We are all prepared for the well-known personality shift that will occur later in the week. That is when the fat moms in fanny packs and roving bands of frat boys with backwards caps arrive to impose a very different vibe on the event. Those people usually come to see what the fuss is about or simply to look at ubiquitous tits. The early part of the week, however, is reserved for hardcore burners wishing to make Burning Man last as long as possible. But people on different sides of the city have noticed an uglier, angrier class of citizen this year.

“It's too early in the week for people to be acting like this,” Emile said. He was one of the friendly people at the Duck Pond across the street. While most large camps remained in construction, the Pond had the biggest day party on the playa—easily serving 500-600 people during an eight-hour marathon.

“People are effed-up this year,” Medack said. He is a MeDIC for the Department of Public Works. They are the angry lot of city builders, who spend up to three months on the playa and always feel underappreciated.
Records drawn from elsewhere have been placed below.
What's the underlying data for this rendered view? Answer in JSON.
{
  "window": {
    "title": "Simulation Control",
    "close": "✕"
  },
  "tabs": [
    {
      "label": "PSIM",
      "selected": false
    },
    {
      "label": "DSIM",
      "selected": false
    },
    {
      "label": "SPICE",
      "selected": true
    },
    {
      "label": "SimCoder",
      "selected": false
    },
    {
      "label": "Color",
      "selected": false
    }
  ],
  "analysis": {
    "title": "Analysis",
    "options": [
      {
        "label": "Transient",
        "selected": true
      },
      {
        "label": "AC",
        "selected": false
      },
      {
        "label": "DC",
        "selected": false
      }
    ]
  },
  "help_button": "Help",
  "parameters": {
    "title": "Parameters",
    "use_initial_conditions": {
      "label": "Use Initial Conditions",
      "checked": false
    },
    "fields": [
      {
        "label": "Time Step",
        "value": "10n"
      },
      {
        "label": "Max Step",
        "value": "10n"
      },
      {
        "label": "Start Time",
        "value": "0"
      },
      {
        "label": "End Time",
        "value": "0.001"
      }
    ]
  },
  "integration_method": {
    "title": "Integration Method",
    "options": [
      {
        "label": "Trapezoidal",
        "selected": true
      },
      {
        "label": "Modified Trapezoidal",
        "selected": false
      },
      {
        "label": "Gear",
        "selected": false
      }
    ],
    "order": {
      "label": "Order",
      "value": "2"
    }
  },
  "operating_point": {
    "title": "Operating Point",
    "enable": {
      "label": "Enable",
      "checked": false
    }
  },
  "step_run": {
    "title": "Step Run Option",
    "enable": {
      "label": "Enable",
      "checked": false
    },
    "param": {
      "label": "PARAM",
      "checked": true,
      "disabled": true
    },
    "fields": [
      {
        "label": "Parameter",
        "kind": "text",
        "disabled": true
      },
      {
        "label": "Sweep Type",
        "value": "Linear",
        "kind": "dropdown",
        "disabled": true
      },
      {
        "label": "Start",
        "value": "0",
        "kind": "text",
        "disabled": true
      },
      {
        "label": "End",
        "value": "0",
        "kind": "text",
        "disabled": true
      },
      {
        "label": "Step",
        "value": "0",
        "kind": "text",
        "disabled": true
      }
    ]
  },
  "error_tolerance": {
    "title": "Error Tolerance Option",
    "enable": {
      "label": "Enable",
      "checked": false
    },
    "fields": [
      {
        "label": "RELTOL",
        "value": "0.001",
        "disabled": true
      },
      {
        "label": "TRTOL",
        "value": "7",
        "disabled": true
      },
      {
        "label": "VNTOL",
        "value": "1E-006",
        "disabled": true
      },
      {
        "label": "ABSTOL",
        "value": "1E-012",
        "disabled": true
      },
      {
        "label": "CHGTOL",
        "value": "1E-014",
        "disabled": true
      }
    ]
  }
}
His testimony was incredulous. “We already had to ‘med-evac' two people out and it's only Monday. One girl broke her leg in a bar fight.

“A bar fight!”

It is a perversion of the culture. If everything is free and readily available, what is there to fight about?

“I've been to concerts back in 1968 and 1969 that were as big as Woodstock, but this is different,” said Quotient Quote Me. He was a dentist from Manhattan and he looked just old enough to have been conceived at said concerts, not to have attended. “Those events were about music. This is just about hanging out. The environment here is so severe that you just cannot introduce hostility. It has no place.”

And so the karma wheel spins. Angry Guy was eventually kicked out of another camp and left his bike in the street in front of our sign. During the night, my bike had broken down again. Faced with a moral dilemma I could not conquer, I persuaded a campmate to bring Angry Guy's bike inside. One quick wheel swap later, my bike worked and we placed his bike where we found it, repeating lines from The Big Lebowski.

For the more sensitive readers, I'll tone it down:

“This is what happens when you (expletive) a stranger in the ass.”